As we fly into Bluefields, Nicaragua – we are greeted by a thunderstorm ….. low clouds and gusting winds. I find myself hugged in my seat in the small Caravan watching the pilot lining himself up with the runway.
Bluefields is connected with the presence on the Nicaraguan Caribbean coast of many pirates, subjects of powers at the time hostile to Spain. These pirates used the Escondido River to rest, to repair damages and to be provisioned.
But when you are in Bluefields you get the idea it should be paradise, because it sits in a very strategic position along Nicaragua’s Caribbean coast.
But as history unfolded, Bluefields became a forgotten city, cut off from the rest of the country by a vast jungle and different culture. As you walk its main street, you feel a struggle: Utility cables crisscross the streets, framing buildings, making them look like they’re sagging under the weight of history. It rains so much that when paint peels off a piece of concrete, it doesn’t take long for moss to set in. And no matter where you are, you’re hit by the stench of open sewers.
Eight out of 10 people in this city are unemployed, yet there are stores everywhere and business seems good.
I speak to a storekeeper who’s hanging out on a wooden cart who lazily in his Caribbean accent says – “this place depends fully on the the drug trade ….. and it’s fearful voodoo witches.” He laughs.

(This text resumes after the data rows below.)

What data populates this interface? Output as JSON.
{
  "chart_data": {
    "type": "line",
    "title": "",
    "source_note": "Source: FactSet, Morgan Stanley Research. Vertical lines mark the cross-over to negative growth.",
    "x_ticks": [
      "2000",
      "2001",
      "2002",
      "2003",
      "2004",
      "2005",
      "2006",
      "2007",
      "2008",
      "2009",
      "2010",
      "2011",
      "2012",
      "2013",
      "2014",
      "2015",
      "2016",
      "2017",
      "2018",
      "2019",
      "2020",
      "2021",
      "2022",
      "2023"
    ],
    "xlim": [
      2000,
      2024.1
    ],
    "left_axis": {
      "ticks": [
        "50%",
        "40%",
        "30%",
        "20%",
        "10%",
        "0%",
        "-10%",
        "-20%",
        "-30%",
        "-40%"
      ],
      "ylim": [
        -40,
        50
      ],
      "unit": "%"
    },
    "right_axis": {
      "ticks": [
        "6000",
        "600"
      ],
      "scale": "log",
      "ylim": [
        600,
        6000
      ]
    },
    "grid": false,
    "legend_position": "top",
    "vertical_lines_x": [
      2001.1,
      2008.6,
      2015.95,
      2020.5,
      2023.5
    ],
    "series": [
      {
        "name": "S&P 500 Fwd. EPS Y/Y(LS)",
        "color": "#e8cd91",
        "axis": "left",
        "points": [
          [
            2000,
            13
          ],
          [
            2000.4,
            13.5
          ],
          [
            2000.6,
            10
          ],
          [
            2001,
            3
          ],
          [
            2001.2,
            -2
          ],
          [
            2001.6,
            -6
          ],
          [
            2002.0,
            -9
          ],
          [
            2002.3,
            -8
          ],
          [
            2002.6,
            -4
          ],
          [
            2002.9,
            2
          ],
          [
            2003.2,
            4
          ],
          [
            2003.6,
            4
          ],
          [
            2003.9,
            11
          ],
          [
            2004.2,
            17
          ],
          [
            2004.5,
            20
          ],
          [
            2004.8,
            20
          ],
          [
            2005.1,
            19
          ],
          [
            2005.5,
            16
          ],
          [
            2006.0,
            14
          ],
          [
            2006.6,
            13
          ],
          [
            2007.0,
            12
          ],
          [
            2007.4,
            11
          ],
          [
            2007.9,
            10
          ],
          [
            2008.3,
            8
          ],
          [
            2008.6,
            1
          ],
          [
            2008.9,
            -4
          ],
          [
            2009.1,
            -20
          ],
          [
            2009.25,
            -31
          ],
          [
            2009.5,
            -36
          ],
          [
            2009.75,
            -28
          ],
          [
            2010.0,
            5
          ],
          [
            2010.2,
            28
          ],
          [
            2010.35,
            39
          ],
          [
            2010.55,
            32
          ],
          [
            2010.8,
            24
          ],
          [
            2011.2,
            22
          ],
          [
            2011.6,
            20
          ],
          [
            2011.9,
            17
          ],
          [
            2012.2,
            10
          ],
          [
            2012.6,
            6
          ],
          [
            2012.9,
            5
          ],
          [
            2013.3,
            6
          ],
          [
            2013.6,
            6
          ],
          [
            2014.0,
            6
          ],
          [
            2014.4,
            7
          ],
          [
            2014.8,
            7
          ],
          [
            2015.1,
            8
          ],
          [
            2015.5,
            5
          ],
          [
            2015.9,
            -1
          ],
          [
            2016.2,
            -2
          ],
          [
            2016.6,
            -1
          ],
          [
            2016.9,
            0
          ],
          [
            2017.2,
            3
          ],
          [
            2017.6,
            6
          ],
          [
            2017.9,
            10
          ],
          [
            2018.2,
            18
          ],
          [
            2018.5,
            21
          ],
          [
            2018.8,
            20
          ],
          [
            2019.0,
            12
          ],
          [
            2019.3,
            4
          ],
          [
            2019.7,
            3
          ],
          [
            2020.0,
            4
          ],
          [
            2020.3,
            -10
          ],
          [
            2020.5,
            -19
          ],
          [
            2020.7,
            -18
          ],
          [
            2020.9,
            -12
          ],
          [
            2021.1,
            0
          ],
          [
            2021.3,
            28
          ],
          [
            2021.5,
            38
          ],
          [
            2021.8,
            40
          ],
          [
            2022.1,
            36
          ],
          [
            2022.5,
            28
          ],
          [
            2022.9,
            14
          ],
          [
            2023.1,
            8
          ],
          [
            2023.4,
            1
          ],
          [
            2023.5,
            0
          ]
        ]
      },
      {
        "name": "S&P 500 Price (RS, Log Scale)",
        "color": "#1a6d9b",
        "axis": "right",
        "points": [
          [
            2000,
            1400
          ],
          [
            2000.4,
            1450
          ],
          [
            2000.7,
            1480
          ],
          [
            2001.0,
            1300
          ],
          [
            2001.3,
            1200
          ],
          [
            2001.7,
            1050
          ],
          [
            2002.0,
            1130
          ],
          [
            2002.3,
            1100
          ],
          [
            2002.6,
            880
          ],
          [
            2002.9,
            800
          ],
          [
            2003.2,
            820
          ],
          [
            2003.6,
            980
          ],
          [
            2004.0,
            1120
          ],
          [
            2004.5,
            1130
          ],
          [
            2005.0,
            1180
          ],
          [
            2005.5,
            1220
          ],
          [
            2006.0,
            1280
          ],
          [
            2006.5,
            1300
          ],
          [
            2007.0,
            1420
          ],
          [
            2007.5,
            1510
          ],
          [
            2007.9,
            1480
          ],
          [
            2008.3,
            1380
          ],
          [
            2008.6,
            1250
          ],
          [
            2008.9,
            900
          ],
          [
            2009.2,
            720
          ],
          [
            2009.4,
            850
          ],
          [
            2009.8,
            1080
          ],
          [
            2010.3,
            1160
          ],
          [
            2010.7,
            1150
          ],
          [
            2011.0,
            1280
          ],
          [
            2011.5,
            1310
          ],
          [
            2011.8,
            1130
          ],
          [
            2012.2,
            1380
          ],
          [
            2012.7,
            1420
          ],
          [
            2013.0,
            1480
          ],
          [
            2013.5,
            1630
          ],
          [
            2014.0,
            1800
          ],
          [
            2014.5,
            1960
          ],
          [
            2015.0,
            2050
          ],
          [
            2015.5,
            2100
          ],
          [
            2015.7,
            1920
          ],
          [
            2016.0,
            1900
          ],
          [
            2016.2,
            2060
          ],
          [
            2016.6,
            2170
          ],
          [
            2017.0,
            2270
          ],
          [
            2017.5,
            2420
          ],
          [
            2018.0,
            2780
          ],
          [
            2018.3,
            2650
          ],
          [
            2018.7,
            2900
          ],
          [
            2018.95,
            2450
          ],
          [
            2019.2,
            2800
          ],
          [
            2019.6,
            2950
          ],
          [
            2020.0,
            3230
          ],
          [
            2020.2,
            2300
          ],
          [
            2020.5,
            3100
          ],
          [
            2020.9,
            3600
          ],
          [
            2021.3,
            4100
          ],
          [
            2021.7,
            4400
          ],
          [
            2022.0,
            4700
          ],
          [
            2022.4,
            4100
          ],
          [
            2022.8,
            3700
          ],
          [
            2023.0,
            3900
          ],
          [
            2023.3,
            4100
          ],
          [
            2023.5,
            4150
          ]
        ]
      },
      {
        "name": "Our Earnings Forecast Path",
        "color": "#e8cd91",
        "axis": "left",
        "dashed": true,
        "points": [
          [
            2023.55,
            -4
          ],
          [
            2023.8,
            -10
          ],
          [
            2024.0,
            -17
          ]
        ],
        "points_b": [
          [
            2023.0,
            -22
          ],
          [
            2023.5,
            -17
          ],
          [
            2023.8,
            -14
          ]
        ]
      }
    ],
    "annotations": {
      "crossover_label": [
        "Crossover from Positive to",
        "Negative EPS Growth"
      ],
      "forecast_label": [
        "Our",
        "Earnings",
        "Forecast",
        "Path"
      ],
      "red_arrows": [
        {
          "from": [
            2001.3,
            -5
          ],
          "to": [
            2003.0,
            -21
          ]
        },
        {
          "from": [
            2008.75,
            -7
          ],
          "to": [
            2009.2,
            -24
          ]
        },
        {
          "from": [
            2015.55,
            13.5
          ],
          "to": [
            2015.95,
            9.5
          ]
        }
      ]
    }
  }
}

“It’s no secret. Everybody knows that,” he says in English. “The big businesses from here, if there are no drugs around, they cannot sell their articles. So when you see things are good, that means drugs are around.” It is with this backdrop where Harvesters finds itself. Churches in the area shows signs of ageing ….. evangelism, discipleship and church planting has become ancient terms. Meeting with older churches in the area confirms the fact that they are trying their best with the little they have.
We were invited by several pastors to help plant churches in the area. “But …..”, a pastor looked at me carefully … “we have an island close by – people are poor, starving, no one goes there not even missionaries anymore. Are you ready to plant a church there?” We decided to take the trip in a small fishing boat. Big waves formed on the river as yet another storm approached. Reaching the island wasn’t difficult – but we were dumbstruck as we reached the ‘forgotten people’ on ‘forgotten island’.
A Pastor visited the island 7 years ago – marrying a couple. Since then there has been no preaching or anyone accepting Christ. No functional church. Only poverty – survival of the fittest was what people believed in. No one cared anymore. There was no hope left that any Good News could come to the island. After much prayer and a nudge from the Holy Spirit we decided that the island and Bluefields were the perfect spot to bring the Good News of the Gospel. Sharing Christ and speaking to many natives of the area – many shared their sad smiles. One old lady took my arm and whispered in a soft cracking Spanish voice:
“Necesitamos a Dios … ¡ayúdanos!”.
I understood just enough Spanish to realize what she was saying: ‘We need God, help us!’ Harvesters has committed themselves to plant churches through evangelism and discipleship. Nicaragua is a very difficult country to work in due to its past – it has been in war for the last 100 years. Bluefields, like so many areas are fighting poverty, violence, gangs, drugs and voodoo religions that grips people with fear. We know that it is only through Jesus Christ that the bondage of sin can be broken. We have set up a good structure in Bluefields and other areas in Nicaragua eg. Limon, Rosita and the capital city Managua where we are actively planting churches. The strategy has always been very clear – reach people with the Good News of Jesus Christ – make disciples and plant a strong foundational church. And the words of Mathew 28:20 comforts us when Jesus says: “And I will be with you.”